Хотя последнее предположение имело под собой основания – Адольф и сам чувствовал, что ввиду врожденной слабосильности не способен оказать кому-либо достойное физическое сопротивление, – но все-таки это было унизительно.
Скорее всего таким оригинальным способом ему давали понять, что не считают его какой-то исключительной личностью. Поведение охранников только подтверждало эту гипотезу. Они относились к нему как к обычному старикану, волей судеб оказавшемуся в роли выдающегося преступника.
Время для Адольфа текло медленно.
Бесцельно вышагивая по камере и сложив руки излюбленным жестом перед собой, он проклинал тех, в чьей власти оказался.
«Что они тянут кота за хвост?» – с раздражением думал он.

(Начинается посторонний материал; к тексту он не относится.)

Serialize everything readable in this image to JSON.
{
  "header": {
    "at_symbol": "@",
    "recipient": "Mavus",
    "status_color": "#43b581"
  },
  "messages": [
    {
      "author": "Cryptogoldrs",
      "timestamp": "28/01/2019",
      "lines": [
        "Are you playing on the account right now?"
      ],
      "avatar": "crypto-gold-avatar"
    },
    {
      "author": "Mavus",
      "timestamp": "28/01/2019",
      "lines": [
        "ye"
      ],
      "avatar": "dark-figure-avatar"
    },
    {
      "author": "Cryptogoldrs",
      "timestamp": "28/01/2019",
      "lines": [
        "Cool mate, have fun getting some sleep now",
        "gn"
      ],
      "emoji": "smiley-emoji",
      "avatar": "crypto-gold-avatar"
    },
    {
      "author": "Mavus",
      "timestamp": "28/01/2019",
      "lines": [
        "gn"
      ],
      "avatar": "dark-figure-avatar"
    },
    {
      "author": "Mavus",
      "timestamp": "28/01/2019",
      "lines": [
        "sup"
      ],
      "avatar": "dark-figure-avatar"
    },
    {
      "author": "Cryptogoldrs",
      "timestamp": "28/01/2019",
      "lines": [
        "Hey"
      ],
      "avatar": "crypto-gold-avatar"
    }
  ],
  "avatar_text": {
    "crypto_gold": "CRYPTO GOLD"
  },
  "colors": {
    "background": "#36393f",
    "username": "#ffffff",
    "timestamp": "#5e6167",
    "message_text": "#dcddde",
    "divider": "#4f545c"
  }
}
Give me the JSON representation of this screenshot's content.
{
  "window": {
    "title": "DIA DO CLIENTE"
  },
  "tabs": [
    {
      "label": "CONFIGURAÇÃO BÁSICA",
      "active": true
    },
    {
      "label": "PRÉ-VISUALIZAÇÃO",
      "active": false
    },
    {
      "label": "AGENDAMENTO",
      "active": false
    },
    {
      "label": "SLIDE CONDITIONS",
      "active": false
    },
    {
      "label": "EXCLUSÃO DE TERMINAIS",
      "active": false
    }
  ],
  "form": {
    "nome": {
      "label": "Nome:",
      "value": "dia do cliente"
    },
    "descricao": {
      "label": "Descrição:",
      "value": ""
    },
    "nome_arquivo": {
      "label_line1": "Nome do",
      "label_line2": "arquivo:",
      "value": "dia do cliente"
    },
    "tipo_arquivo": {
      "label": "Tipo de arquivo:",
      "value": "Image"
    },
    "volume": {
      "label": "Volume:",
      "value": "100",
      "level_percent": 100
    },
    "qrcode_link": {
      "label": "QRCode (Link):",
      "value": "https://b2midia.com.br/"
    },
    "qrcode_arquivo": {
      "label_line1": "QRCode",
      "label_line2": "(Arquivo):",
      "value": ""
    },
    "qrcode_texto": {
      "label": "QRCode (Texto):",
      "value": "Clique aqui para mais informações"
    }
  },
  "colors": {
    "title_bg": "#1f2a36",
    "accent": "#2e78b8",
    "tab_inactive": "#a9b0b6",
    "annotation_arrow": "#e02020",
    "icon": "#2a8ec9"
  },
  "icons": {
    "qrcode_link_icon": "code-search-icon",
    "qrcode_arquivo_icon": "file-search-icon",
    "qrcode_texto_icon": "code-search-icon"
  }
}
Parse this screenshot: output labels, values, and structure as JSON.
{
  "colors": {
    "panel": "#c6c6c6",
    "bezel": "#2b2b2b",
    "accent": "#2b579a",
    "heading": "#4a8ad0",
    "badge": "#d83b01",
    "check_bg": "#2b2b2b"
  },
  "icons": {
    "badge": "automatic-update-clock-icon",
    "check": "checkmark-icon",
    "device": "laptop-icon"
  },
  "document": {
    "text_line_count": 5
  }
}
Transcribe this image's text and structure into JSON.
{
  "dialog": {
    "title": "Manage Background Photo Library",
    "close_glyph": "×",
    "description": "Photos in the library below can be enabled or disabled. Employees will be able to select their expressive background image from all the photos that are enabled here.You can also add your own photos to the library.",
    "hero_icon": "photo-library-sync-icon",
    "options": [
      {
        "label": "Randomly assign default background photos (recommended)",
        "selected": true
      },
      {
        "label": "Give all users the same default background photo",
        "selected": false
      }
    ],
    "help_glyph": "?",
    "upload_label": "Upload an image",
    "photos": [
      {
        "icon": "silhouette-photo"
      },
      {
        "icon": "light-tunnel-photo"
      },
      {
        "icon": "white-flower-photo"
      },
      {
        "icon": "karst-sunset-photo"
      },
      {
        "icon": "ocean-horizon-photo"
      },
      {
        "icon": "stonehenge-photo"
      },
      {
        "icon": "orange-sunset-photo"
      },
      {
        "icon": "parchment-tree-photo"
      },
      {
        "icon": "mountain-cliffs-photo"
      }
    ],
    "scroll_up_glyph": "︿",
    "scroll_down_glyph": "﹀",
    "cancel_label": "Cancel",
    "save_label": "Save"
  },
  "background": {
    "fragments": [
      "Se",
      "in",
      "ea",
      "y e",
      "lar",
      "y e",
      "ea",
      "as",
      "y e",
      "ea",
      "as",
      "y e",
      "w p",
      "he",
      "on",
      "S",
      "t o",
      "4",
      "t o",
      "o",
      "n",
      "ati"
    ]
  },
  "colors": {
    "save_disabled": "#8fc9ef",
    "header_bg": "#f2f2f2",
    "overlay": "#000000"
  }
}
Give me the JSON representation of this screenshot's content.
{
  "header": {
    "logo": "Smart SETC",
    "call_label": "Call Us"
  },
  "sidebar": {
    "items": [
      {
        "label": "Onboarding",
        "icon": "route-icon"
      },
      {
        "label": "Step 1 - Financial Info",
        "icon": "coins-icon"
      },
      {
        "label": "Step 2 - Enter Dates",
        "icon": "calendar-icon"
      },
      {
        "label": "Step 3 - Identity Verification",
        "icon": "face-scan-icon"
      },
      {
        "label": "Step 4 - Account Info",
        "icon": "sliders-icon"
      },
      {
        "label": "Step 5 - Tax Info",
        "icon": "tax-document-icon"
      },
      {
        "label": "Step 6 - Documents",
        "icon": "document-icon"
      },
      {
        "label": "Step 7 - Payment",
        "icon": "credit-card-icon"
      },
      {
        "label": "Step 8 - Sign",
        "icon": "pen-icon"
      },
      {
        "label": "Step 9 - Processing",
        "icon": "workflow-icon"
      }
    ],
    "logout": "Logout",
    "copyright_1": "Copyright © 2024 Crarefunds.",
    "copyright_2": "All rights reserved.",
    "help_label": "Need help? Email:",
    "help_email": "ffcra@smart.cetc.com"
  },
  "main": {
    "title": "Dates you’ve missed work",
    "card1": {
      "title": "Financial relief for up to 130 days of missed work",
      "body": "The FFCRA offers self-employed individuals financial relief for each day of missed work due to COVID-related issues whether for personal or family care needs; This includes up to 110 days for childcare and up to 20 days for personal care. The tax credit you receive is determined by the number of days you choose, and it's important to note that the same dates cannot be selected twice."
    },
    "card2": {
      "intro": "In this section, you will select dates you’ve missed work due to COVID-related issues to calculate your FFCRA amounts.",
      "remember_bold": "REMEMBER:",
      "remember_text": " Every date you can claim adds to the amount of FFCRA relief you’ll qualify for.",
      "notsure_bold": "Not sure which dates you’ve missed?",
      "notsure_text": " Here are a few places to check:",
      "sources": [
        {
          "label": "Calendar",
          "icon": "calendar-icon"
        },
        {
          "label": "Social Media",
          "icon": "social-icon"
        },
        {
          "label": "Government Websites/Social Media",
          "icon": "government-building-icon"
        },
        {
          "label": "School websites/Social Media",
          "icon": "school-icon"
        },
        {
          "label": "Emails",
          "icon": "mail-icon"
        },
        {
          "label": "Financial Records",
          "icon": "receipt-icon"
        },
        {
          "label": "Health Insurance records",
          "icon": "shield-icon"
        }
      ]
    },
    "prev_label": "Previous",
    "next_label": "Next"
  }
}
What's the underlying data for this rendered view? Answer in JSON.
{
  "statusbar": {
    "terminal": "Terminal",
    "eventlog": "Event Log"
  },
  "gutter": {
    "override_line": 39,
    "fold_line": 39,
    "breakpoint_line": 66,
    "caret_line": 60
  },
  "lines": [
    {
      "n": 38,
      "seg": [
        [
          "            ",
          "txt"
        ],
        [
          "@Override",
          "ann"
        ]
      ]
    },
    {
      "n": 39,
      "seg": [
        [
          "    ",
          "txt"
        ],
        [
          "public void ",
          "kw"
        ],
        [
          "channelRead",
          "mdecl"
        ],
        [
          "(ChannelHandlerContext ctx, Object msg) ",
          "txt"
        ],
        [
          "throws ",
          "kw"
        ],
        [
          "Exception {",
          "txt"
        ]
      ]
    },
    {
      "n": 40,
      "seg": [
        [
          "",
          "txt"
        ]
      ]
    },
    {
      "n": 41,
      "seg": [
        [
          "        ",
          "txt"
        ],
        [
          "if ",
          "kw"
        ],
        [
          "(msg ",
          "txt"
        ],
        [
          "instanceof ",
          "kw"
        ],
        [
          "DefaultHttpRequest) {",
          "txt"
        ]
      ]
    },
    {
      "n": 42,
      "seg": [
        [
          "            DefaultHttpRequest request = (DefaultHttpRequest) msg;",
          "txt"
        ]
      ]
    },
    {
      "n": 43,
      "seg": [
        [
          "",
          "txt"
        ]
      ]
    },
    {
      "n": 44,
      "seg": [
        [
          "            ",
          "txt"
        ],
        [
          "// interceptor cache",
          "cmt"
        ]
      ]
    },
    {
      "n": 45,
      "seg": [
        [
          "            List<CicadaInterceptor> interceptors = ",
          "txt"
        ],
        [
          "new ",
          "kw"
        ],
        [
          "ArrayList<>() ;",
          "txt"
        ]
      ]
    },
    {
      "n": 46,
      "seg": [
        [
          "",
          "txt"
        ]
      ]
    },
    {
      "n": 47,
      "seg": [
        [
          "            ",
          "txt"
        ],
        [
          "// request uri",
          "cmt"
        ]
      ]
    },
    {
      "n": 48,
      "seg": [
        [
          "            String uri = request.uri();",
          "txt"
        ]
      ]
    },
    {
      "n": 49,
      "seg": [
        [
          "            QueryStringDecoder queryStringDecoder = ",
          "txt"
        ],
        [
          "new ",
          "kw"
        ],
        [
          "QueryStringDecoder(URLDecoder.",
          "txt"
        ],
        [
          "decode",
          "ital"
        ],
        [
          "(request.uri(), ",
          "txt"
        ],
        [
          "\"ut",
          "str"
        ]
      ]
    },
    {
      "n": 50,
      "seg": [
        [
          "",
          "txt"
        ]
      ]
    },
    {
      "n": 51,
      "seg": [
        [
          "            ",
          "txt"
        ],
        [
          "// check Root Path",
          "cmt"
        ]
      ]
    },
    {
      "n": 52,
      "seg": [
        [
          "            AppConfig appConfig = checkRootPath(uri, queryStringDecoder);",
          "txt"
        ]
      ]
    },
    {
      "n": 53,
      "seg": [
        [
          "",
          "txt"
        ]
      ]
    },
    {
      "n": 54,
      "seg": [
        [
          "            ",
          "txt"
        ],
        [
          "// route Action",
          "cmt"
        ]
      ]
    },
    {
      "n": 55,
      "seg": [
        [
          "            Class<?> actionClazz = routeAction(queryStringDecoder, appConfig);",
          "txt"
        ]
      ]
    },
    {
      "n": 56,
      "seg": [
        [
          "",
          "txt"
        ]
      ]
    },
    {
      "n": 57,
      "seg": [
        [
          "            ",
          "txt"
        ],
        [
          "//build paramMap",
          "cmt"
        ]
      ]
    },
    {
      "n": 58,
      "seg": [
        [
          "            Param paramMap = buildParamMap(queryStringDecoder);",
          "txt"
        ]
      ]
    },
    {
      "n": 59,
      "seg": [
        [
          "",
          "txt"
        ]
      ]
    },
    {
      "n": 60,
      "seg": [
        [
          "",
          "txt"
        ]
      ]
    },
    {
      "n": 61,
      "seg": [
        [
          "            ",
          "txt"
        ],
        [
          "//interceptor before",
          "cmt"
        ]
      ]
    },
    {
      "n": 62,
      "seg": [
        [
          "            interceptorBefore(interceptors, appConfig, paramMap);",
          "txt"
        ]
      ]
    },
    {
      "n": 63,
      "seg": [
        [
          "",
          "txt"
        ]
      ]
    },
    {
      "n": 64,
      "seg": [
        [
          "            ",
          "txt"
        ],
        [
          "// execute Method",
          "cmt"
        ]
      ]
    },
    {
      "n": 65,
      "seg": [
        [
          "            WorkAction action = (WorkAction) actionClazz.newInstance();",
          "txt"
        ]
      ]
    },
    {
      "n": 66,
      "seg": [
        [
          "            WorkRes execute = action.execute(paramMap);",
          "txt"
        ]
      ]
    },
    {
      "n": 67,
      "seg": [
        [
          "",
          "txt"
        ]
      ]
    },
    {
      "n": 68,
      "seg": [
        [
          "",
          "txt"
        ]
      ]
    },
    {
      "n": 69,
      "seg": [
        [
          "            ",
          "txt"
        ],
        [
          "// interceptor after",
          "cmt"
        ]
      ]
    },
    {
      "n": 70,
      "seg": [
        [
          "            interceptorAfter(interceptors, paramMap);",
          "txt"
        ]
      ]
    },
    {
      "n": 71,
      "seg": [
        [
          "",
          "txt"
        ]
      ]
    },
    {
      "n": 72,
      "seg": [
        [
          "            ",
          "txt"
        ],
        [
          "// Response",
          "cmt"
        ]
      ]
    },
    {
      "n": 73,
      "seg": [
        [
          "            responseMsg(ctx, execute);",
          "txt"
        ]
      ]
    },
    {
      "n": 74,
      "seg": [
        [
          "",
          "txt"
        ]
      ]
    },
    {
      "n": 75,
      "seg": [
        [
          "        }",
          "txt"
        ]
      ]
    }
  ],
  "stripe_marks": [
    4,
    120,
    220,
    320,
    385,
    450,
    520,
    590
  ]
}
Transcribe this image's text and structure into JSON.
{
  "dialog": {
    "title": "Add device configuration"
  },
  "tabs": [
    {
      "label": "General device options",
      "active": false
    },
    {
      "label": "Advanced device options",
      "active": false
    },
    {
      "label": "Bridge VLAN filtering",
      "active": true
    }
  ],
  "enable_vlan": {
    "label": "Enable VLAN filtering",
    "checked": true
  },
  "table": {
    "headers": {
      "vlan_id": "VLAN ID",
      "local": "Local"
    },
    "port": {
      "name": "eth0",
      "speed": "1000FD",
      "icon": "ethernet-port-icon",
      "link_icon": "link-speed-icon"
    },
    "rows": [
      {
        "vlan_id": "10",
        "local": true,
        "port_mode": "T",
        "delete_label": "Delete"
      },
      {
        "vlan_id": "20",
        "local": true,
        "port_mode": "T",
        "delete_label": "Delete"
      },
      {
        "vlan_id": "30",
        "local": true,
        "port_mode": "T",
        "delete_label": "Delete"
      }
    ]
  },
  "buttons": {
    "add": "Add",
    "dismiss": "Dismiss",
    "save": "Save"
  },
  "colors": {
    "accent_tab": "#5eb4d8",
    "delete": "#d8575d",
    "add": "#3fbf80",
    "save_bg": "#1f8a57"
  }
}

Неужели им недостаточно тех улик, которые они накопили против меня при подготовке к Нюрнбергскому судилищу? Да ведь одной сотой, тысячной доли того, что мне можно вменить в вину, уже хватает, чтобы отправить меня на тот свет!.. И потом, почему никто из высшего руководства союзников так ни разу и не посетил меня в камере? Неужели им даже неинтересно посмотреть на меня, их бывшего врага? Где этот азиат-флегматик со своей трубкой, где толстый английский боров Черчилль? Ну, с Трумэном все ясно, он все-таки не Рузвельт, но где другие?.. Неужели они боятся меня, даже поверженного и втоптанного в грязь?..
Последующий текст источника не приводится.